For RFC6690 users, it pretty much is, because certain URIs don’t work.
They tend to design their URIs in such a way that they do, probably more so because these designs are natural for them than because they are fully aware of that limitation.

> It's a bug to decode pct-encoded octets in
> a URI before decomposing the reference into its parts.  

Well, percent-encoding is playing two roles in RFC 3986: hiding characters within syntactic elements from their delimiter roles, and encoding non-ASCII (and C0 etc.) characters.
The passage I cited from RFC 6690 got nicely rid of the latter, and broke the former(*).

> ASCII is already
> in UTF-8.  Decoding a pct-encoding doesn't make it "more UTF-8"; it just
> means the string is no longer a URI reference.  That's broken.  So utterly
> broken that it obviously wasn't reviewed by the right people.
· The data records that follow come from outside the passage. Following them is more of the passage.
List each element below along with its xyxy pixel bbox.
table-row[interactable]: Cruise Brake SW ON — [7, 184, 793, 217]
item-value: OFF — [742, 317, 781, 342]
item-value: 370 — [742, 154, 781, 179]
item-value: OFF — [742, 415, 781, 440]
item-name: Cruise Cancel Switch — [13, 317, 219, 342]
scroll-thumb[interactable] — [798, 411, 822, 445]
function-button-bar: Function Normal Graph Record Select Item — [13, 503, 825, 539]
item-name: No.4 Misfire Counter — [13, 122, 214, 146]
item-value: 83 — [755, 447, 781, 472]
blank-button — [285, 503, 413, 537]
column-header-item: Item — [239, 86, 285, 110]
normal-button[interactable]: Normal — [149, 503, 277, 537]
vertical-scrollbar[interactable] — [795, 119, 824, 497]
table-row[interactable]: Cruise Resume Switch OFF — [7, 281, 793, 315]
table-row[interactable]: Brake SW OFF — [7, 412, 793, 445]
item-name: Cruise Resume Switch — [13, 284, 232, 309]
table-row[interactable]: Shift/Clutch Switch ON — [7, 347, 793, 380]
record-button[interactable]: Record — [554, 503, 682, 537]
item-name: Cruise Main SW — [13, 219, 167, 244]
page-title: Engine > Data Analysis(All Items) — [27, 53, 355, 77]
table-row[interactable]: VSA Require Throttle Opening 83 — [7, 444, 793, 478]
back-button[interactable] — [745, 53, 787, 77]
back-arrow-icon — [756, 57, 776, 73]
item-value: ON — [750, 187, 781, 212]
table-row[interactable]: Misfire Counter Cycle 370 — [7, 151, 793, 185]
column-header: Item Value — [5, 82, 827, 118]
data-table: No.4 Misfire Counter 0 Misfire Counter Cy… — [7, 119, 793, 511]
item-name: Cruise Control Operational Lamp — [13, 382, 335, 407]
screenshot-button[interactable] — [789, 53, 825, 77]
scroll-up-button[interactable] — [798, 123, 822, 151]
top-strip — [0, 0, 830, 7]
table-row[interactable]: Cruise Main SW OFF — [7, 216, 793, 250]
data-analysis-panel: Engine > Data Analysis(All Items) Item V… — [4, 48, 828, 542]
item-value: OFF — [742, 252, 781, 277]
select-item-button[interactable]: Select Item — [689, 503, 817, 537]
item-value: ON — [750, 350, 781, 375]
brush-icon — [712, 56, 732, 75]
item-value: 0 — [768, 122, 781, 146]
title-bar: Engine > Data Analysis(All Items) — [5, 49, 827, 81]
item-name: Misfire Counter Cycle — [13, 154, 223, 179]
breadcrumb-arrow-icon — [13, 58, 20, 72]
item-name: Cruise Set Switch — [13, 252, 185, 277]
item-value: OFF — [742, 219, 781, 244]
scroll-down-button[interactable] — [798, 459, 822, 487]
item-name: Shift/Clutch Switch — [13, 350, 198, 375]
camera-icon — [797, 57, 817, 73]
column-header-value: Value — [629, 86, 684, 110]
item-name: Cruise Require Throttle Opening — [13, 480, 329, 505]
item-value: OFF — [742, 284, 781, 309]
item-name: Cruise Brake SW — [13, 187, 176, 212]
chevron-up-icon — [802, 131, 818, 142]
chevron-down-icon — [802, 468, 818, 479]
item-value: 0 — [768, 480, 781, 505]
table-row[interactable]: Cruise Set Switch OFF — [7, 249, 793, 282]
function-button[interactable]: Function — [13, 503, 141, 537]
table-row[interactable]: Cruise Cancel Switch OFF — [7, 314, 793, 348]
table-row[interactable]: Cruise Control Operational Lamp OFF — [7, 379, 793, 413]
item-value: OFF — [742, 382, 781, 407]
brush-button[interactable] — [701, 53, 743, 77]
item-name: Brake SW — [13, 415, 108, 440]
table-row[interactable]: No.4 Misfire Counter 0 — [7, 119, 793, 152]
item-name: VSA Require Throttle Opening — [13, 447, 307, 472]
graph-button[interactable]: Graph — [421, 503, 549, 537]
So what should I write into the errata report?

Or more generally speaking, how should we fix RFC 6690, without creating a need for constrained nodes to do full URI processing?

Maybe it is sufficient to document the limitation in the errata, for now?

And, more to the point of the subject line, how should we handle this on the JSON/CBOR level?

There definitely will be a round-tripping problem with RFC 6690 if the URIs collide with the above limitation of RFC 6690.  But that’s OK because that defines the subset.

To be more general, not doing any percent-decoding of URIs when creating JSON/CBOR from scratch is probably the easy way, but it means that when we want to phase out RFC 6690 on the constrained level by replacing it with JSON/CBOR, there is additional complexity.  Horribile dictu, but maybe IRIs are the right thing to do here.

Grüße, Carsten

(*) It may be worth pointing out that the amount of breakage here is much larger than for CoAP itself, which does the percent-decoding only after decomposing a URI into what CoAP considers to be its components, so the URI parsing works properly — coap://example.com/foo%2fbar has one path segment, “foo/bar”.
But the application semantics of hiding application delimiters, which my example above is breaking, is not supported in CoAP either.
Some people think that URIs should be carried around in that decomposed form throughout the constrained space, and I can’t blame them.
I don’t have data how many URI libraries in active use in the non-constrained space get this particular detail right, either.